Marvin C. McClendon Jr. was held without bail after a not guilty plea to a murder charge in connection with the death of Melissa Ann Tremblay was entered on his behalf in Lawrence District Court.
Tremblay, of Salem, New Hampshire, was found in a Lawrence trainyard on Sept. 12, 1988, the day after she was reported missing. She had been stabbed and her body had been run over by a train, authorities said.
The cold case unit at the Essex district attorney’s office has been working on the case since 2014, and McClendon has long been considered a “person of interest,” authorities said.
A DNA profile of a suspect taken from the girl’s body was linked to McClendon, prosecutor Jessica Strasnick said in court Friday. In addition, a van spotted near the scene of the killing was similar to a van that the suspect drove at the time, she said. No motive for the killing was disclosed.
McClendon, a former Massachusetts corrections officer, was arrested at his home in Bremen, Alabama, last month.
RELATED: No, if a person commits a crime wearing a wig made of donated hair, the donor can’t be implicated
A telephone message seeking comment was left with McClendon’s attorney.
The victim had accompanied her mother and her mother’s boyfriend to a Lawrence social club not far from the railyard and went outside to play while the adults stayed inside, authorities said at a news conference last month. She was reported missing later that night. Lawrence, Massachusetts and Salem, New Hampshire, are just a few miles apart.
McClendon, a former employee of the Massachusetts prisons department, lived in not far from Lawrence in Chelmsford and was doing carpentry work at the time of the killing, authorities said. He worked and attended church in Lawrence.
The girl’s mother, Janet Tremblay, died in 2015 at age 70, according to her obituary. But surviving relatives been informed of the arrest.
“Since her murder in 1988, we have always prayed for justice," an aunt, uncle and two cousins said in a statement last month.
“My aunt Janet may not have used the best judgment in allowing Missy to play around the neighborhood of the social club, but that is between her and God," they added. “She loved Missy and never intended any harm to come to her.”
_____________________________________________________________
Family speaks out following the arrest in 1988 murder
The family of a New Hampshire girl killed in Massachusetts in 1988 are thanking law enforcement officials for making an arrest more than three decades later.
The surviving family of Melissa Ann Tremblay on Saturday said they appreciated that police never gave up on the case, adding they look forward to seeing “justice finally served.”

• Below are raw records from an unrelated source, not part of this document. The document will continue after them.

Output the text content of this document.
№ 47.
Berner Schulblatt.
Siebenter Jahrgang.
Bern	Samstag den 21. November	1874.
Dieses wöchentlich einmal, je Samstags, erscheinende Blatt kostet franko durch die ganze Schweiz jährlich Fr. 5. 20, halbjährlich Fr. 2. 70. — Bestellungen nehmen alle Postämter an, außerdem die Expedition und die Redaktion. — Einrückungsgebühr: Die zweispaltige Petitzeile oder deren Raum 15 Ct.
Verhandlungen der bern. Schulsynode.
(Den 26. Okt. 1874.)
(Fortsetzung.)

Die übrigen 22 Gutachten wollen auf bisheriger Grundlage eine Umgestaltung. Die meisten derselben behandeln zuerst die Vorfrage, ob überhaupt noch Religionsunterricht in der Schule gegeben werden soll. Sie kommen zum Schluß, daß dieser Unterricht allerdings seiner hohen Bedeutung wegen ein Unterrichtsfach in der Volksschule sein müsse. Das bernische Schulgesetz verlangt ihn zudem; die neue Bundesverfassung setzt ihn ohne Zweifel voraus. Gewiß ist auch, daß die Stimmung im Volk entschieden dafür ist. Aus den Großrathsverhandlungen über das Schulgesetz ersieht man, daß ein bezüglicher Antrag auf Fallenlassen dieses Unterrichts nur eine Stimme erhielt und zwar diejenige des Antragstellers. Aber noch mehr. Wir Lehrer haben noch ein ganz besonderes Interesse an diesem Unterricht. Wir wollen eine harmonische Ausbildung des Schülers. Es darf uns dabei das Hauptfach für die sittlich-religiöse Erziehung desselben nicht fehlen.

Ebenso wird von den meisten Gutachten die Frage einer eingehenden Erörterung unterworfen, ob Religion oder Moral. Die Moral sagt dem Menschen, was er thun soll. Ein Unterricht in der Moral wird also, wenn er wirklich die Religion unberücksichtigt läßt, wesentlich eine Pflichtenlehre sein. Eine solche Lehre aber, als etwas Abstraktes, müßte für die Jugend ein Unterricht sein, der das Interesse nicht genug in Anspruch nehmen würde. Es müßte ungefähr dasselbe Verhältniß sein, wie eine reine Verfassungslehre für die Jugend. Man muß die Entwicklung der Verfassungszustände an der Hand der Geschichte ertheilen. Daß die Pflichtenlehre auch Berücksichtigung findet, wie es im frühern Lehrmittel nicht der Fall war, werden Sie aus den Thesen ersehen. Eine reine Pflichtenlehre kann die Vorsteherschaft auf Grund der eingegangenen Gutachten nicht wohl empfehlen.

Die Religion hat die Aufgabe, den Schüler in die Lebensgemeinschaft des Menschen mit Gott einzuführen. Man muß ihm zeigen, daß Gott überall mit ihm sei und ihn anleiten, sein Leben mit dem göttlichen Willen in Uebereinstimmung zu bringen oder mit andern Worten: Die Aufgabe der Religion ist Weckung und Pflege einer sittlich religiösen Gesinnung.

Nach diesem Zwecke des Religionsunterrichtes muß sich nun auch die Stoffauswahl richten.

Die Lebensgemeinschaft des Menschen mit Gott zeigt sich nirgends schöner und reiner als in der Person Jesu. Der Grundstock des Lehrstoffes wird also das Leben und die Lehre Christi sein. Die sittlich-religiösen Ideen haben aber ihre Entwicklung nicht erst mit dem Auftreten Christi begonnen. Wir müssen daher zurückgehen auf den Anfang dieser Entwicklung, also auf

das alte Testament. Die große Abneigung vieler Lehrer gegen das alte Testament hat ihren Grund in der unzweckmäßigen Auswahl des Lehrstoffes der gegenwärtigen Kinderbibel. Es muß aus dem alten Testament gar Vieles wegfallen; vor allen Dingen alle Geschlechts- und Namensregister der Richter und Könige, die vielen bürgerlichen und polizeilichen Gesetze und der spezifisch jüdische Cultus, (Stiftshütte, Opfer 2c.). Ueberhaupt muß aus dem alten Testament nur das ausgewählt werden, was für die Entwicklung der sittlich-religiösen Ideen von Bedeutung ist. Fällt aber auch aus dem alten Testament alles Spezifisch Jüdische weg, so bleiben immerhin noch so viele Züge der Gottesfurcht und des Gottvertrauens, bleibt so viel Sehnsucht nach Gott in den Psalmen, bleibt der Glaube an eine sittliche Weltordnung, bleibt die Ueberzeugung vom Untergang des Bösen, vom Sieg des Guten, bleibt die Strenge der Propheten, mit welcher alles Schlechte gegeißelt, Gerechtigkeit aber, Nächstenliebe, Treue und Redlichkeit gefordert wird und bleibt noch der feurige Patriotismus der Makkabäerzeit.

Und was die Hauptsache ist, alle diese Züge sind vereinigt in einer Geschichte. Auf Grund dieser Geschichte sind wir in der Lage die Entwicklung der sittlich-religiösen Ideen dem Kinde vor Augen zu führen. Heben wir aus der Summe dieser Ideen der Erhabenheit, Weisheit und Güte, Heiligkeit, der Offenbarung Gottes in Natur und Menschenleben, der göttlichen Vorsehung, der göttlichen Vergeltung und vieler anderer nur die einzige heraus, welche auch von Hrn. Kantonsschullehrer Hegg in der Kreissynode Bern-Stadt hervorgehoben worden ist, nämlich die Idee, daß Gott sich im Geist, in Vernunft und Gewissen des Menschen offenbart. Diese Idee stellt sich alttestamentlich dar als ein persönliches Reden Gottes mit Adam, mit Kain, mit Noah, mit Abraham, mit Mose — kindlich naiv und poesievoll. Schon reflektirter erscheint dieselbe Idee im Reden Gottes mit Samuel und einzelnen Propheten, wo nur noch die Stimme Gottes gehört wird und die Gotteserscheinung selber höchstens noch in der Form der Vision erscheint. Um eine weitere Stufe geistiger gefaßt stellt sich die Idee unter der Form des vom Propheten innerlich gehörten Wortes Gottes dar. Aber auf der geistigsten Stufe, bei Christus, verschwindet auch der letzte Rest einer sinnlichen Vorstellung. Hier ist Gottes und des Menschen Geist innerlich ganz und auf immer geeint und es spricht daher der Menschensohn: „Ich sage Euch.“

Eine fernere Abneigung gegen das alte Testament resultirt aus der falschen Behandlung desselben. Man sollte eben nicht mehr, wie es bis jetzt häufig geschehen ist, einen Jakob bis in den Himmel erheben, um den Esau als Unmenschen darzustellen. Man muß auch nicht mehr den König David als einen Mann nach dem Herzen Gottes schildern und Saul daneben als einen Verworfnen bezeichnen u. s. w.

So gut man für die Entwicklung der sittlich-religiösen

“We never thought that after 33 1/2 years we would finally see someone arrested and facing a judge,” the family said in a statement provided by Essex County District Attorney Jonathan Blodgett’s office. “The fact that technology has advanced and they were able to follow DNA evidence to find this man has brought us great joy."

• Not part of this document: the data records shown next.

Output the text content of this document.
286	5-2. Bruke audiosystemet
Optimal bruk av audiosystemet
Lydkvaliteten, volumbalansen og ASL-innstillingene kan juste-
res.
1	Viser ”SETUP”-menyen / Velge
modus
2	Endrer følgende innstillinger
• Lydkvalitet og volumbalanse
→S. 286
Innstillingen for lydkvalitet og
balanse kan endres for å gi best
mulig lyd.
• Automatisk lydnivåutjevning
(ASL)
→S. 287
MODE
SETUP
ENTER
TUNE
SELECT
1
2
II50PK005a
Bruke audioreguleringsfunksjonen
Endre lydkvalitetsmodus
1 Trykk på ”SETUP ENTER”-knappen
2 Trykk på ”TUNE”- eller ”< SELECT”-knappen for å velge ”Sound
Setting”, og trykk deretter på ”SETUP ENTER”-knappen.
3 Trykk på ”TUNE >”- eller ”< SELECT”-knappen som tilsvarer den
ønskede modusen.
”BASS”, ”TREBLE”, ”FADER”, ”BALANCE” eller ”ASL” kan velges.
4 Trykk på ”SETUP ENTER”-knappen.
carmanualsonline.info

Marvin C. McClendon Jr., a retired Massachusetts corrections officer, was ordered held without bail on Friday following his extradition from Alabama, where he lives.

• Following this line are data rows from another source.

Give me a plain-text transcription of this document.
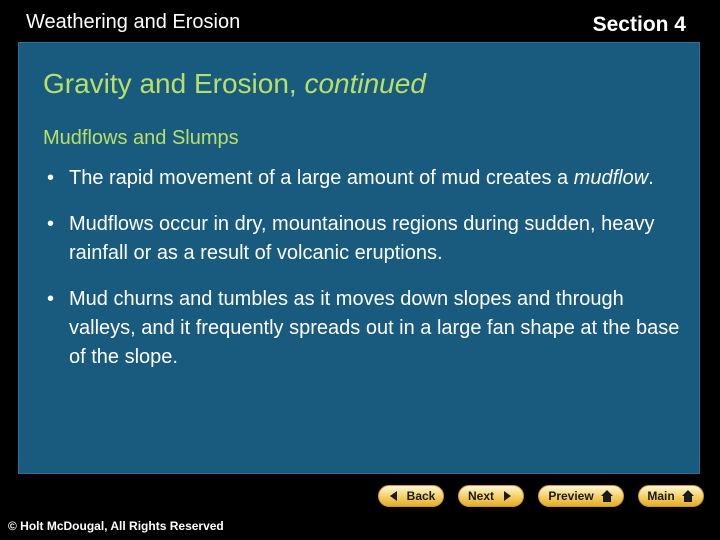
Weathering and Erosion	Section 4
Gravity and Erosion, continued
Mudflows and Slumps
• The rapid movement of a large amount of mud creates a mudflow.
• Mudflows occur in dry, mountainous regions during sudden, heavy rainfall or as a result of volcanic eruptions.
• Mud churns and tumbles as it moves down slopes and through valleys, and it frequently spreads out in a large fan shape at the base of the slope.
Back	Next	Preview	Main
© Holt McDougal, All Rights Reserved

The 74-year-old Bremen resident pleaded not guilty in Lawrence District Court. He's been charged with fatally stabbing Tremblay in September 1988.
The 11-year-old from Salem, New Hampshire had been playing outside in Lawrence while her mother, who died in 2015, was inside a local social club. Her body was found in a nearby railway yard the following day.
Prosecutors said in court Friday that the state crime lab generated a DNA profile from Tremblay’s body and was able to link it to McClendon.
McClendon’s lawyers have suggested it’s possible the DNA belongs to another member of the McClendon family.
But prosecutors on Friday argued that most of his family live in Alabama and have never been to Massachusetts.
They also said the former corrections officer, who retired in 2002, had been living not far away in Chelmsford, Massachusetts, and worked and attended church in Lawrence at the time of the killing.
McClendon was arrested last month. He's due back in court June 17.